This is the third installment of a series of interviews on chiefs who run overseas units of Korean asset management, banking and securities companies, examining their key strategies for global expansion. -- Ed.
IBK Bank Indonesia, buoyed by upbeat sales in recent years, is now ready to focus on a burgeoning niche in the largest economy in Southeast Asia -- loans for small- and medium-sized enterprises.
“We aim to innovate the corporate finance market in Indonesia by using Korea’s advanced support systems for SMEs,” Cha Jae-young, head of IBK Bank Indonesia, said in an email interview with The Korea Herald.
Cha took the helm of the Indonesian unit of the state-run Industrial Bank of Korea in January 2021, the same year when the local unit turned black two years after its entry into the market by acquiring two local banks.
Last year, the Korean lender posted 104 billion rupiahs ($6.75 million) in net profit, a sevenfold growth from a year before.
In a market crowded with more than 100 commercial banks, IBK Bank Indonesia is especially pinning high hopes on loans for SMEs, which remains a niche even among larger rivals there.
“Even though some local banks offer loans to SMEs, more than 50 percent of the lending is centered on small store owners and they are required to pledge collateral,” Cha said.
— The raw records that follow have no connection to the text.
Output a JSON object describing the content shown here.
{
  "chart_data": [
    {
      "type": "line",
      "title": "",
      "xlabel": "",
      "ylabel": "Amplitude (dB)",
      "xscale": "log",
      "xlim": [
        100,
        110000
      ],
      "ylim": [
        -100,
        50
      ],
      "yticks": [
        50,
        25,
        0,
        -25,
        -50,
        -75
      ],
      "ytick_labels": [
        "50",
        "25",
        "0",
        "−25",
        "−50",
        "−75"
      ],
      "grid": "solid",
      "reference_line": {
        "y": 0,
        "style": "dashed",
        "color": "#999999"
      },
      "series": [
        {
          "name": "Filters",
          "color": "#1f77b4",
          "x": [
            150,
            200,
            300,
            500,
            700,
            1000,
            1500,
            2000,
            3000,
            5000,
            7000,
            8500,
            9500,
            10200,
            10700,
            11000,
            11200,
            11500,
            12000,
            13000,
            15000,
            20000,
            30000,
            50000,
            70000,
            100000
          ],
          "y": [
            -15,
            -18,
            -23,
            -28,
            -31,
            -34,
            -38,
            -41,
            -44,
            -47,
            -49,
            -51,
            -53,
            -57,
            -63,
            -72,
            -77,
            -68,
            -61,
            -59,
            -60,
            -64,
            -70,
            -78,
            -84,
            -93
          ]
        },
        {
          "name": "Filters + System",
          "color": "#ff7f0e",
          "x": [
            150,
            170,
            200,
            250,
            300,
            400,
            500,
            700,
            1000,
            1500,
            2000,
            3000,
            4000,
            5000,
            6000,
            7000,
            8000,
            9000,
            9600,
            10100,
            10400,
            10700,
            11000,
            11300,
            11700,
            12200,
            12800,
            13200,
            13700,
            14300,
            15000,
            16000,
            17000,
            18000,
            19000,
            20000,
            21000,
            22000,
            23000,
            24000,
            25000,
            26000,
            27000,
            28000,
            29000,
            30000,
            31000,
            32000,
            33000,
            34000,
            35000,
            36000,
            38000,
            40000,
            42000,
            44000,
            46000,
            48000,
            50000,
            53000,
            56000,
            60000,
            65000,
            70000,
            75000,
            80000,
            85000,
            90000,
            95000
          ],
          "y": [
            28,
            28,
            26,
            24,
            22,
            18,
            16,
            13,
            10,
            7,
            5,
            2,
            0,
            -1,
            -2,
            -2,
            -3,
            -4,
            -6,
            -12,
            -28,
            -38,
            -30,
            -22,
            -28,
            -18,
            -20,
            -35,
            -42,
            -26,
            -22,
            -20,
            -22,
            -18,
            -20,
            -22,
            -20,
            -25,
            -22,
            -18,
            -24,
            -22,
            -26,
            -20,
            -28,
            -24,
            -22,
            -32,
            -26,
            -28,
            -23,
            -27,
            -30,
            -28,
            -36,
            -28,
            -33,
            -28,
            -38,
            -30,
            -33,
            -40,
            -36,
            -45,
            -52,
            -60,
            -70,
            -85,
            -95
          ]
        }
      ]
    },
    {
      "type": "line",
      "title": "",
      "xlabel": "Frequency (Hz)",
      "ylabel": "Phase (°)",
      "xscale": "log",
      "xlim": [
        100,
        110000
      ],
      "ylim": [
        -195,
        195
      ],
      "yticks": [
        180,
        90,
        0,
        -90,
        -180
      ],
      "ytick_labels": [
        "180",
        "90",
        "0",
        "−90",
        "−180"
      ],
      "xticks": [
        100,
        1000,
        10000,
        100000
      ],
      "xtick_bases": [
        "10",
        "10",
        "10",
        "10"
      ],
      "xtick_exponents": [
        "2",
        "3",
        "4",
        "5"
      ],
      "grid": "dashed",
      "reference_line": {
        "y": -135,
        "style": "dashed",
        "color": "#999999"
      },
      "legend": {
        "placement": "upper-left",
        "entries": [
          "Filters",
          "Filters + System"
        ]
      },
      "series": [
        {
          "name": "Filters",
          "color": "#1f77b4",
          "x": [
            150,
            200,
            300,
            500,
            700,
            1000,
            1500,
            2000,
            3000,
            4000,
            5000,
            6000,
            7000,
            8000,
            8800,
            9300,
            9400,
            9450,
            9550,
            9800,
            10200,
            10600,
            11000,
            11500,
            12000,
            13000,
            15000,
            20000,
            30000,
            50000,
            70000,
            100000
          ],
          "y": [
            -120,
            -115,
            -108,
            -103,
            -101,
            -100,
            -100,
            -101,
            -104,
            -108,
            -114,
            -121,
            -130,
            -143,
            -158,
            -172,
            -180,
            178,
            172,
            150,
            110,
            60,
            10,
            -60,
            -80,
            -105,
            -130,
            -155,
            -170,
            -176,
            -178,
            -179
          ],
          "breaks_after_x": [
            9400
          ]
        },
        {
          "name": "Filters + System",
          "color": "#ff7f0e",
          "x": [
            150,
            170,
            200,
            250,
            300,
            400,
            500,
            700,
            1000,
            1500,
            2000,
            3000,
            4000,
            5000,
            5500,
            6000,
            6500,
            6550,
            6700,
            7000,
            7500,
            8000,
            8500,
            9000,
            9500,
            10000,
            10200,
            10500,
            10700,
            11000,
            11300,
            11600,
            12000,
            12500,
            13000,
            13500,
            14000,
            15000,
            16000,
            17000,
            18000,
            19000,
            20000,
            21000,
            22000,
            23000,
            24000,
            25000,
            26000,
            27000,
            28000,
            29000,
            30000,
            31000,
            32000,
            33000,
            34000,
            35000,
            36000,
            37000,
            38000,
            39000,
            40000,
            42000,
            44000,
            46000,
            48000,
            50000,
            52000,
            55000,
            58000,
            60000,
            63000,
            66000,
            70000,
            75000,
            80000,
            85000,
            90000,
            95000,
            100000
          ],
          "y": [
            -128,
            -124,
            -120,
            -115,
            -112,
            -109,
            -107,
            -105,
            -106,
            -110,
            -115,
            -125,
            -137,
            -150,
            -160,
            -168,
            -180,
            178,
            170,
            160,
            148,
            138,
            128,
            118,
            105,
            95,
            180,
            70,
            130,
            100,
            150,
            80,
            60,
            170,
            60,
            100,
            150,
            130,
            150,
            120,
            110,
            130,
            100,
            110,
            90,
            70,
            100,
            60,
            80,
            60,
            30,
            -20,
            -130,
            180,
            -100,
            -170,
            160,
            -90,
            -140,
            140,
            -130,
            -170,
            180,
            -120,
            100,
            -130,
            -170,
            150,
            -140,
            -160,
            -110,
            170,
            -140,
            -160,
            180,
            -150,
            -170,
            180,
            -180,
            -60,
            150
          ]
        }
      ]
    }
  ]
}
“But we are eager to offer collateral-free loans to SMEs with high potential based on Korea’s excellent credit review systems specifically designed for supporting SMEs.”
Cha pinpointed the manufacturing sector as one of the promising areas for the bank’s loan program, citing the Indonesian government’s vision to become a manufacturing powerhouse that could replace China and Vietnam in the future.
“IBK has already accumulated know-how in supporting competitive manufacturing firms in Korea,” Cha stressed.
Along with loans for SMEs, he also shared the bank’s interest in joining financing projects for Indonesia’s planned relocation of its capital to East Kalimantan on the island of Borneo.
“The city will need to carry out diverse infrastructure projects and nurture key industries there. IBK hopes to participate in related financing projects, including government-backed lending,” he said.
Currently, about 60 percent of loans are offered to Indonesian companies, and the bank aims to increase that to 70 percent in the long term.
“Indonesia is a large country with the world's fourth-largest population of 270 million people, abundant resources, and annual economic growth of over 5 percent. Success in this Indonesian market can only be achieved by growing with local companies through localization,” Cha said.
To achieve this, the lender said it will ramp up efforts to attract local talent and compensate them with transparent, performance-based incentives. There are some 600 employees working at IBK Bank Indonesia, most of them hired locally.
“In particular, having a sales team consisting of local employees is crucial to enhancing our marketing capabilities targeting local companies,” Cha said.
He added the bank’s increased presence in the market is also expected to be helpful for many Korean firms doing business there as they benefit from their corporate loan programs as well as Korean language-based consultation services.